Читать «Полковник Ростов» онлайн - страница 107
Анатолий Азольский
И в Лейпциге вечный ефрейтор Крюгель погрузился в старинные фолианты и книжные поступления, навыки же конспирации — в душе любого немца 30-х годов. Вглядевшись освеженными глазами в хама и пруссака Гёца Ростова, Крюгель обнаружил в полковнике много чего не увиденного им ранее и преисполнился уважением к нему. Как его тезка в известной трагедии Гете, фанфарон и бабник граф Ростов был, оказывается, мудрым не по возрасту и происхождению; танкист-пруссак предвидел воскрешение своего друга Клауса, в полковнике еще и назревало понимание древнейшей кары истории, неминуемо падающей на тех, кто убивал избранных и почитаемых правителей. Видимо, в главах государств содержался некий концентрат, выражавший сущность власти, эпохи, людей, и убийство носителя такого сгустка не могло пройти безнаказанно; как только молодой дикарь впервые раскроил череп старому вождю племени, он сразу дал пример всем, что делать с ним самим. Понятно, почему держался Ростов подальше от Штауффенберга, да как ни отстраняйся, а топор судьбы снесет голову. Мог бы полковник спастись, укатить 16 июля в Брюссель, забыв обо всем, о ефрейторе Крюгеле, о Монике тоже…

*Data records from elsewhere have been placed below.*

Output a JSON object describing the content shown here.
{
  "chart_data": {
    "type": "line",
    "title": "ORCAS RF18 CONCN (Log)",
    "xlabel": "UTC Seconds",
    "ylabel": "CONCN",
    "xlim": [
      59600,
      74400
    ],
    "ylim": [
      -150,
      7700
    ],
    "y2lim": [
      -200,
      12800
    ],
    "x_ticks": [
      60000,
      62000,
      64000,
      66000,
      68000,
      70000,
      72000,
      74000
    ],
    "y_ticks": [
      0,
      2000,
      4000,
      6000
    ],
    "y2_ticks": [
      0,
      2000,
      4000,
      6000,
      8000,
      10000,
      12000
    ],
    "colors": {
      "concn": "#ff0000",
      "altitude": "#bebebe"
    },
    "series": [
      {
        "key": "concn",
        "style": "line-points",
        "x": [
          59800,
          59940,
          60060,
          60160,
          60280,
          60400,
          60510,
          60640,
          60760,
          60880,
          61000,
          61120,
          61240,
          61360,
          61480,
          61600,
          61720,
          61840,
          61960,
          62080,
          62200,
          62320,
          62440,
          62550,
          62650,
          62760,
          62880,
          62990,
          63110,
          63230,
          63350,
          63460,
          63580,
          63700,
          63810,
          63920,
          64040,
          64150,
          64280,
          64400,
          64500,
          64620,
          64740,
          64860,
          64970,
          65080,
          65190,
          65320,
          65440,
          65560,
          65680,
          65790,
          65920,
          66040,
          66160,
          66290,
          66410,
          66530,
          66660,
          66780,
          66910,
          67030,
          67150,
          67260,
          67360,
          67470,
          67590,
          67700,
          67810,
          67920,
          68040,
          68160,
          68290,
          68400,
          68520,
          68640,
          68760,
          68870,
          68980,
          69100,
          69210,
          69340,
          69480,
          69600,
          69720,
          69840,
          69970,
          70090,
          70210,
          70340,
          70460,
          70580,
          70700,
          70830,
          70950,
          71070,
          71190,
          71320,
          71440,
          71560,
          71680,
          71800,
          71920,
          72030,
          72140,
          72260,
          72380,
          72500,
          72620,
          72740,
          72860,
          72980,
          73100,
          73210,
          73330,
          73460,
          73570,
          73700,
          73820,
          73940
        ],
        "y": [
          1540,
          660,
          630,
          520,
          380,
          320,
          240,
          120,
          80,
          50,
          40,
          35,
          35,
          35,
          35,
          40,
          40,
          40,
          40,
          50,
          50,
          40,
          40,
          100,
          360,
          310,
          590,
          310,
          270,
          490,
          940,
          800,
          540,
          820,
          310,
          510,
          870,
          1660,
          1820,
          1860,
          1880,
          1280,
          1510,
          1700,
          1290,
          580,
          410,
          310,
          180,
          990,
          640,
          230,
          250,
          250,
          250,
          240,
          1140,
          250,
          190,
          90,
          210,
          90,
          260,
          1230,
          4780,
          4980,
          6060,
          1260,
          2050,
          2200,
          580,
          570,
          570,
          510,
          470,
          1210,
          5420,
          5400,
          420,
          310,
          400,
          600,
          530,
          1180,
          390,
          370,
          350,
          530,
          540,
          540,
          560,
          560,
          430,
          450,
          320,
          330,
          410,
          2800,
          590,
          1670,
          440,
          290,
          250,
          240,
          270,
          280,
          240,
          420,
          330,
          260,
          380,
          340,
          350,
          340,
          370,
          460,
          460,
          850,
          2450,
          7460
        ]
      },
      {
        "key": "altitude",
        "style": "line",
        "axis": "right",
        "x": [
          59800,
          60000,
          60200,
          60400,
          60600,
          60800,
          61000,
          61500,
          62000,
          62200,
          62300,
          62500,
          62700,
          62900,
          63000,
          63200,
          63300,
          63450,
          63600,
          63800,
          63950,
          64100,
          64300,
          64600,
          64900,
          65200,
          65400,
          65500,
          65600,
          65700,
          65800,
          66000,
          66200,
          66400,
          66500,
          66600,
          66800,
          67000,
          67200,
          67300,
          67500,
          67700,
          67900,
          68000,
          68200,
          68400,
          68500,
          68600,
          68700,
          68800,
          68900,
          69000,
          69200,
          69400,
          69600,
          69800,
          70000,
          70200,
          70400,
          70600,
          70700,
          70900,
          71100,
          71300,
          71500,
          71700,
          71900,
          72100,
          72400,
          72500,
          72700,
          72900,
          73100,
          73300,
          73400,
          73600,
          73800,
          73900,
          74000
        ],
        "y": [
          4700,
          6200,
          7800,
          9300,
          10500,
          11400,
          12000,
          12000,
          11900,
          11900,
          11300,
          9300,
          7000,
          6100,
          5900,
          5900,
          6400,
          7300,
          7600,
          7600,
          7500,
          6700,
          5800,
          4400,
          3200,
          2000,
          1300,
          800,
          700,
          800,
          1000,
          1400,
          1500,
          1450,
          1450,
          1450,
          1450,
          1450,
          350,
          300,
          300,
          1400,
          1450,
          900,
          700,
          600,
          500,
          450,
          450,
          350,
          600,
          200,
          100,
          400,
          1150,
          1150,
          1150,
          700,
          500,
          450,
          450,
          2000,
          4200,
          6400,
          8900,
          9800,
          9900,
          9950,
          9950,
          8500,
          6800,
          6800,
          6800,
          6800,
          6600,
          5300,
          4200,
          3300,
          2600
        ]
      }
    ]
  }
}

Испытывая стыд, решил он все-таки найти Монику, которая вовсе не была дурехой из Союза немецких девушек, как то полагал Ростов, а, по наблюдениям Крюгеля, умной девочкой, читавшей в библиотеке Беренса книги, в 1933 году запрещенные. Для начала ефрейтор нашел блокляйтершу Луизу, которая сделала карьеру, мотаясь спекулянткой между капитализмом и социализмом, неся в сумках много чего интересного, а под бюстгальтером или пониже — сокровенные письма. Как только она увидела Крюгеля, тяжелое гитлеровское прошлое взыграло в ней, память о порциях мужской ласки затмила возможные беды, и согласие найти бывшую поднадзорную было ефрейтором получено, а затем еще одна просьба прозвучала: а нельзя ли передавать кое-какие анонимные денежки Монике Фрост, ведь ребенок-то — от него, Крюгеля. «Ах ты, шалунишка!» — проворковала бывшая блокляйтерша, ничуть не веря в его отцовство; письма в ФРГ по разным адресам Крюгель теперь отправлял по новому каналу связи. В скором времени стена разделила Берлин, оставив Монику и дом 11–13 по другую сторону баррикад, но не свойственные Крюгелю чувства, среди которых были стыд и совесть, принуждали его писать книгу об одноглазом мученике и про 20 июля 1944 года, зная причем, что никогда она не будет опубликована. А на 3-м этаже того исторического дома уже обосновался Музей Сопротивления, уже, естественно, снесены за ненадобностью внутренности кабинетов Фромма и Штауффенберга, между которыми носился, отвечая на телефонные звонки, сам Штауффенберг, поскольку Фромм был арестован, и, дописывая капитальное исследование, Крюгель сверялся с катушками фотопленки и памятью, с каждым годом становящейся все острее и точнее — как и желание пополнять новыми материалами капитальное исследование, которое смело можно теперь называть академическим. Крюгель отыскал следы тех унтер-офицеров, от пуль которых пала четверка расстрелянных во дворе, ныне пышно именованном; оказалось, что стать убийцами четверки желали многие, солдаты и унтер-офицеры чуть ли не передрались между собой за право первыми выстрелить в стоявших у стены безоружных изменников; нашел он и дежурного по комендатуре в Бамберге — туда звонил Ростов, кричал что-то бессвязное, не мужское, стыдился, смешно сказать, и себя и его, Крюгеля.